ZTE Project CSX prototype

This sudden rejection of the community’s design wasn’t received well. As a consequence, hardly anyone involved with the project actually contributed to the crowd-funding campaign, the most vital element for ZTE.
Heavily criticised on its own forums, the company tried to make a desperate compromise with members. It announced it would add one high-end feature from a selection of choices to the device, without raising the price. This didn’t really help the campaign as fans were already becoming rapidly disillusioned with the idea.

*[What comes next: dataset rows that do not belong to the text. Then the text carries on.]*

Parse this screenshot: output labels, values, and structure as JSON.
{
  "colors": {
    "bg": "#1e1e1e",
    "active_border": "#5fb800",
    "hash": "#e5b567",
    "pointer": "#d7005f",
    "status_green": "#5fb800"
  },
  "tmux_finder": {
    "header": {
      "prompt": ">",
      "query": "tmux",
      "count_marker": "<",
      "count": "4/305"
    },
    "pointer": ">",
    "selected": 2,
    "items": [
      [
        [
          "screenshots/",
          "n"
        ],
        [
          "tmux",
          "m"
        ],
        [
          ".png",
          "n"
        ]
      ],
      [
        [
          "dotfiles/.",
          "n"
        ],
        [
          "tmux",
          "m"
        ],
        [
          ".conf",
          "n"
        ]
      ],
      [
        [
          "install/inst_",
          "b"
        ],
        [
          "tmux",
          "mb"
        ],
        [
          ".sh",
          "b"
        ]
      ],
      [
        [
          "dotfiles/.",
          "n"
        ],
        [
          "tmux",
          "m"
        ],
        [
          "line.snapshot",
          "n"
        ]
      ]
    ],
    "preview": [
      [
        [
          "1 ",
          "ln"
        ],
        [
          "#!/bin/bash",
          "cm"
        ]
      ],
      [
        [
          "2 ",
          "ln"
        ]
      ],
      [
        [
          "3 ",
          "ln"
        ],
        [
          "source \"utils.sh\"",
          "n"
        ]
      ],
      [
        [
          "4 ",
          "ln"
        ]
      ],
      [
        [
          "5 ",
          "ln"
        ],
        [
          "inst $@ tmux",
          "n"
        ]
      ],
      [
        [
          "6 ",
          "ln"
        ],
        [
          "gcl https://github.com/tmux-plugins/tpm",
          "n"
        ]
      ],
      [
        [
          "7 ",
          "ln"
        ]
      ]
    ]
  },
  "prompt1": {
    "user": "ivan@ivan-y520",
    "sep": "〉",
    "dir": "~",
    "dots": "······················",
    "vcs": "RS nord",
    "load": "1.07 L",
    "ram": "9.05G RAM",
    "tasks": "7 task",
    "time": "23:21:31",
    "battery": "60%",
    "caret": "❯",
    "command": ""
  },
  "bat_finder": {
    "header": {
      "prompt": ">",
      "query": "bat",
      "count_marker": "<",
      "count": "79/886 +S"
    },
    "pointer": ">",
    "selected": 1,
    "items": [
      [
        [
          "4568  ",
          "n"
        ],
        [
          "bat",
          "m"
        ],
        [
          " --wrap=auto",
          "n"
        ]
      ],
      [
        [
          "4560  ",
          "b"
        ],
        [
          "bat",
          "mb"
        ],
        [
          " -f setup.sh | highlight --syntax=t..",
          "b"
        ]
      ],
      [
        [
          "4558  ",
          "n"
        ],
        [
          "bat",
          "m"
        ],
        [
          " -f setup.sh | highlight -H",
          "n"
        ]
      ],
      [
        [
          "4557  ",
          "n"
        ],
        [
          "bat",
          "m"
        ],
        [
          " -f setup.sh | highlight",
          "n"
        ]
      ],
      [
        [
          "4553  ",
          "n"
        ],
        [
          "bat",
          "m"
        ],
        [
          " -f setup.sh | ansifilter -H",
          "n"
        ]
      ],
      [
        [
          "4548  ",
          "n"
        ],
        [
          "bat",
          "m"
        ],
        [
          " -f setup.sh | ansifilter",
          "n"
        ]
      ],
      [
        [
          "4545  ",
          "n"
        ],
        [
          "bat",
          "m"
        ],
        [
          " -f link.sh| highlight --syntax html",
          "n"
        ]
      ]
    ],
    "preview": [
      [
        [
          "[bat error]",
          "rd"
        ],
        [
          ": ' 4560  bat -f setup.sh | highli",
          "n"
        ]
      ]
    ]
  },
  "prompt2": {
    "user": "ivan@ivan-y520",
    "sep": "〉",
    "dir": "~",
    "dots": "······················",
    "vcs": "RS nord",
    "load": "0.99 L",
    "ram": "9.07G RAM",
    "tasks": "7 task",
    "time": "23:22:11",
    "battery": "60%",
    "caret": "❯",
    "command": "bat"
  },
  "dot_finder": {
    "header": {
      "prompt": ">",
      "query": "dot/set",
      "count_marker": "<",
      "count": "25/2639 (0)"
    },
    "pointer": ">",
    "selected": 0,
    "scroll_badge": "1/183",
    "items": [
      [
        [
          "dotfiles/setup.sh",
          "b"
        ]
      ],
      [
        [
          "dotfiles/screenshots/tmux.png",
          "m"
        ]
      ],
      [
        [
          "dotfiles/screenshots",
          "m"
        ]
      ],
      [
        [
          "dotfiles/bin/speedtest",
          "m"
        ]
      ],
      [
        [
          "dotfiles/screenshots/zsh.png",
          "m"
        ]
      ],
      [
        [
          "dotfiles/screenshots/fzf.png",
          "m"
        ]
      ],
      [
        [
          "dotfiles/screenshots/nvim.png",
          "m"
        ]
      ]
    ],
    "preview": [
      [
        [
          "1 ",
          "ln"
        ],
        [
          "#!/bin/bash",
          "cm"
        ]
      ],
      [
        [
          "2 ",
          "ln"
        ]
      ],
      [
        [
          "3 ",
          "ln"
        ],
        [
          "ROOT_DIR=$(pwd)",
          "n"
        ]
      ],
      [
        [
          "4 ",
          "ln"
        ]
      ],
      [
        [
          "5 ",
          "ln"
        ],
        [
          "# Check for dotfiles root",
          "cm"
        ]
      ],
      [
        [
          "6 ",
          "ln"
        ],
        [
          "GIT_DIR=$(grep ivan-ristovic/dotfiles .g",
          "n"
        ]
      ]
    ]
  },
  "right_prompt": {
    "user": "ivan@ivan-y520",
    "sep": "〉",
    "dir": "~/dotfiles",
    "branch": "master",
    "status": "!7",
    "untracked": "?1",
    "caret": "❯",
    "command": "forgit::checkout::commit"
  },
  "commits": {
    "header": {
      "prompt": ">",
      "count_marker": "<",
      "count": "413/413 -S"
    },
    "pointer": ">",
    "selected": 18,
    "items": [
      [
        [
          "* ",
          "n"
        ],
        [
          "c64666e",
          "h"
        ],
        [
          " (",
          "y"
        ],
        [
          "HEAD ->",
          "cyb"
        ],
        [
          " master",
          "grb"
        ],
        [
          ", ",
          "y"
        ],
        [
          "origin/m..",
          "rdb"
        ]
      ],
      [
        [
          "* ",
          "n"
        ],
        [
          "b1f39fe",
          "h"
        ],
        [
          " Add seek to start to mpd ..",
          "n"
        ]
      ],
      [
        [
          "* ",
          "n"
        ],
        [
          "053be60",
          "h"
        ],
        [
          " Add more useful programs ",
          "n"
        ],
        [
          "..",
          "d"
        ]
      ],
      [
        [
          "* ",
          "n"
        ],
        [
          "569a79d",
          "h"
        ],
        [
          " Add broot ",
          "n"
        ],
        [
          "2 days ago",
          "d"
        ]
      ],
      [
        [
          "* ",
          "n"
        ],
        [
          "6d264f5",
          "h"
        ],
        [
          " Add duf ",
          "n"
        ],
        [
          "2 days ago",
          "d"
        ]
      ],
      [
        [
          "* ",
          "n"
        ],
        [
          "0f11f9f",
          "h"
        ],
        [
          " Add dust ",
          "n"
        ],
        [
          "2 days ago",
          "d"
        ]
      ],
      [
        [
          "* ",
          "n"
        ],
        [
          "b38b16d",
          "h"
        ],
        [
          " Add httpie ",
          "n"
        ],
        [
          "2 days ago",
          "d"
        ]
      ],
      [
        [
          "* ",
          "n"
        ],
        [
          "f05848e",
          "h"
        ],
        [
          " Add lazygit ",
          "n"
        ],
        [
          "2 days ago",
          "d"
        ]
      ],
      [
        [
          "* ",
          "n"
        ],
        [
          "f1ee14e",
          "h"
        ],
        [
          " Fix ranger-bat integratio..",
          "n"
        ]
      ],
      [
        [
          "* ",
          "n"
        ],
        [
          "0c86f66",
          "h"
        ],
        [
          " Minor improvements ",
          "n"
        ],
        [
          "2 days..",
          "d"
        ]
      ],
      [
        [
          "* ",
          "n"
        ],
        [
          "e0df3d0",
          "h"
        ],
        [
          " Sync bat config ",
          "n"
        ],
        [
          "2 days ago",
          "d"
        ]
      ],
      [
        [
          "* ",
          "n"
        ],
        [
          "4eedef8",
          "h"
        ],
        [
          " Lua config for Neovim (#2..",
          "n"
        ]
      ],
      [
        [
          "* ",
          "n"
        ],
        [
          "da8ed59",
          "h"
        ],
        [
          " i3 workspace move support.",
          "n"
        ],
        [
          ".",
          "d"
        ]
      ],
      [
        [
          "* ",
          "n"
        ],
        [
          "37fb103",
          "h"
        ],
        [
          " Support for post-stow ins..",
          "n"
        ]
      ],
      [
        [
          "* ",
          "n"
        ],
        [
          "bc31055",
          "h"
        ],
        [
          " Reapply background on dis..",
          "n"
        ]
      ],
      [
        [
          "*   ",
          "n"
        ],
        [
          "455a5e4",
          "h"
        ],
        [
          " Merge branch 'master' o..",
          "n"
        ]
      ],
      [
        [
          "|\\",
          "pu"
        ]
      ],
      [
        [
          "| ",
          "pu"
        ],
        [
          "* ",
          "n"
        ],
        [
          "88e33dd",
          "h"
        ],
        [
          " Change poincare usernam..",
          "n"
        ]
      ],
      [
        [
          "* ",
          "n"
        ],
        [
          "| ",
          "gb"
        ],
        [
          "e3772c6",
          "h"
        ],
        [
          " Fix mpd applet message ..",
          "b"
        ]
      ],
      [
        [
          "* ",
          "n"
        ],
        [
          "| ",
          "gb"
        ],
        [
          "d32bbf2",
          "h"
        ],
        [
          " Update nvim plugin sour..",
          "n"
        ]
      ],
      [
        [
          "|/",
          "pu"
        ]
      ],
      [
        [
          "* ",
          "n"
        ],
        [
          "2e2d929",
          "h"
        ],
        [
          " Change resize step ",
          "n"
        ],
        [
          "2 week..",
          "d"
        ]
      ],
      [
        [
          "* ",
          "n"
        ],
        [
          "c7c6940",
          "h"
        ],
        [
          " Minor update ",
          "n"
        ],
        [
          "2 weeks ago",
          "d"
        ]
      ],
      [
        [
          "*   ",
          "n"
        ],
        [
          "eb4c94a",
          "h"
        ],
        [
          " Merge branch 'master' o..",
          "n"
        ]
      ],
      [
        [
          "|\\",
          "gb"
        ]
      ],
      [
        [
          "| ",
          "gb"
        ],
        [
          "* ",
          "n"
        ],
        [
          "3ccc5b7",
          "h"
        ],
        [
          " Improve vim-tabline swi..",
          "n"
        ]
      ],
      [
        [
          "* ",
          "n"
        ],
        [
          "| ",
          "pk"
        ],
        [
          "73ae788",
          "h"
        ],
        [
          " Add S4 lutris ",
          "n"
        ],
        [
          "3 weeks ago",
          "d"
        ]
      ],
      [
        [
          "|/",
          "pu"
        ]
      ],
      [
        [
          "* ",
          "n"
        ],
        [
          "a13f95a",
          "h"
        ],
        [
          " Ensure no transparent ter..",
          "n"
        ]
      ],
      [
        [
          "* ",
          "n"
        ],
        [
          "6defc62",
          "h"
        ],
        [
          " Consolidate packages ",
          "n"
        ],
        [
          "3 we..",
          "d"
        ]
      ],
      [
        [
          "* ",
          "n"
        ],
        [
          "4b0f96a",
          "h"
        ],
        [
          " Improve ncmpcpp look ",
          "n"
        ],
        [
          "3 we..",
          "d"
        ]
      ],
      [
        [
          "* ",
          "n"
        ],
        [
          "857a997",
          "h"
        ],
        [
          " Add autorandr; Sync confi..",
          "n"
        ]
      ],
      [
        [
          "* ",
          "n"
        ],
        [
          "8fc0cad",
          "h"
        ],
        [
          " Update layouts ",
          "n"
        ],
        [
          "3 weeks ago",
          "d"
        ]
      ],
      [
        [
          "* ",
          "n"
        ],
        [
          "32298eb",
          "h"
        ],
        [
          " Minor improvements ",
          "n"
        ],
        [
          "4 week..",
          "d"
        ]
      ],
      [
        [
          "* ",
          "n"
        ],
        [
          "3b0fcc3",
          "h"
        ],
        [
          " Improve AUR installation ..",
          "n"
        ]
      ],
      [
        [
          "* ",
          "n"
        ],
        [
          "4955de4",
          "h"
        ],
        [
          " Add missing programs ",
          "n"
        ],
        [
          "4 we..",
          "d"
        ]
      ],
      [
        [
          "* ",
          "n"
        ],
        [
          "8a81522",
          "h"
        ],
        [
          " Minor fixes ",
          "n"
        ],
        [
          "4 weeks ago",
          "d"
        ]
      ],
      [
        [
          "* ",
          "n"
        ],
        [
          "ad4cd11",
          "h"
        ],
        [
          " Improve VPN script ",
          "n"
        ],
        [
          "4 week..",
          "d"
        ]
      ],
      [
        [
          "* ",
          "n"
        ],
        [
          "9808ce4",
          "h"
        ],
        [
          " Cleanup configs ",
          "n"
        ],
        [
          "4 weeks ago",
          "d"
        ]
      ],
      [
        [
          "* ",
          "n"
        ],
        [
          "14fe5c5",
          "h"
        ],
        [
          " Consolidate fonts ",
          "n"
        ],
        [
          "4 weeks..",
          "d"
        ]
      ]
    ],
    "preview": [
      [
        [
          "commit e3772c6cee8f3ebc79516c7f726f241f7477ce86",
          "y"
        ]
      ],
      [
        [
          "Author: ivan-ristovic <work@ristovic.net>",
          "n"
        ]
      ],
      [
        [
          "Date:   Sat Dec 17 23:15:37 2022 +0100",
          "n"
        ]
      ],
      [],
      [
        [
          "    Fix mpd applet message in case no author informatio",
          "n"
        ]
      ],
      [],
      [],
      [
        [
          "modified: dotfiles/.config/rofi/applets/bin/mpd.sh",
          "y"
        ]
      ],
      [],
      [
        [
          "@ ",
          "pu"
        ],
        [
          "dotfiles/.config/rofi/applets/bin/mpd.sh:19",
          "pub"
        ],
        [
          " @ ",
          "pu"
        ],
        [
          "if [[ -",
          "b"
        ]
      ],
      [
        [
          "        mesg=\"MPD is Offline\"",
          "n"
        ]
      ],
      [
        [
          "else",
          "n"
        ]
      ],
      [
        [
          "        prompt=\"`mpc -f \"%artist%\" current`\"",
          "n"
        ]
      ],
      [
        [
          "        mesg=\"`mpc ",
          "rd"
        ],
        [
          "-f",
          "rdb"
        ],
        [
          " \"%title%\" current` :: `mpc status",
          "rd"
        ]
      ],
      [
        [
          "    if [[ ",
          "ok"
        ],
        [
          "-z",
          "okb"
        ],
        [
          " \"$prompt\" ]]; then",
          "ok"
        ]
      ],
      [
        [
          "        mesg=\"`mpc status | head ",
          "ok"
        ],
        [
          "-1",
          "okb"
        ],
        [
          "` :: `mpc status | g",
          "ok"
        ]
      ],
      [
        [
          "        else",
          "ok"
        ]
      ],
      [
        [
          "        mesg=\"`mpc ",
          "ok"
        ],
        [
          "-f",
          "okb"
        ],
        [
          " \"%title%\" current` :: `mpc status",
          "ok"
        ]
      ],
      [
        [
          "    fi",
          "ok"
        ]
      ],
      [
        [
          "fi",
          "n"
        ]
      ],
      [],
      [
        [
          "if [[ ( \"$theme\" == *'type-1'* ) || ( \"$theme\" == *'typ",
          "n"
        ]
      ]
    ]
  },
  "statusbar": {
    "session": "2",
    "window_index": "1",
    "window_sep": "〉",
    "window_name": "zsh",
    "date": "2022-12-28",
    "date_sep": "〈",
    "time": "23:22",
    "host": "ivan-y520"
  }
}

ZTE was accused of having previously designed Hawkeye’s core hardware itself. It then orchestrated the crowd-funding element to attract attention to the device, aiming to increase sales. Whatever its motivation, Hawkeye now isn’t going to sell at all.
Despite the less than stellar Kickstarter response, ZTE said it still sees potential for Project CSX’s future. In an optimistic update on its crowd-funding page, the company said it’s “grateful” for the community input and announced it’s still looking for ways to build a phone “that you want.”
“All of your support, perspectives and suggestions are what has driven Hawkeye so far, and for that we are grateful,” said ZTE. “We will continue to push the boundaries, think outside the box, and pave new paths to ultimately deliver a device that you want, all the while continuing to listen and explore with you every step of the way.”
As crowd-funding campaigns go, Hawkeye’s should serve as a disaster story for tech companies of the future. Had it communicated more clearly, ZTE could have seen success with CSX. Its spec sheet U-turn served to alienate the customers it was most eagerly looking to attract though, phone enthusiasts who’ll happily turn elsewhere.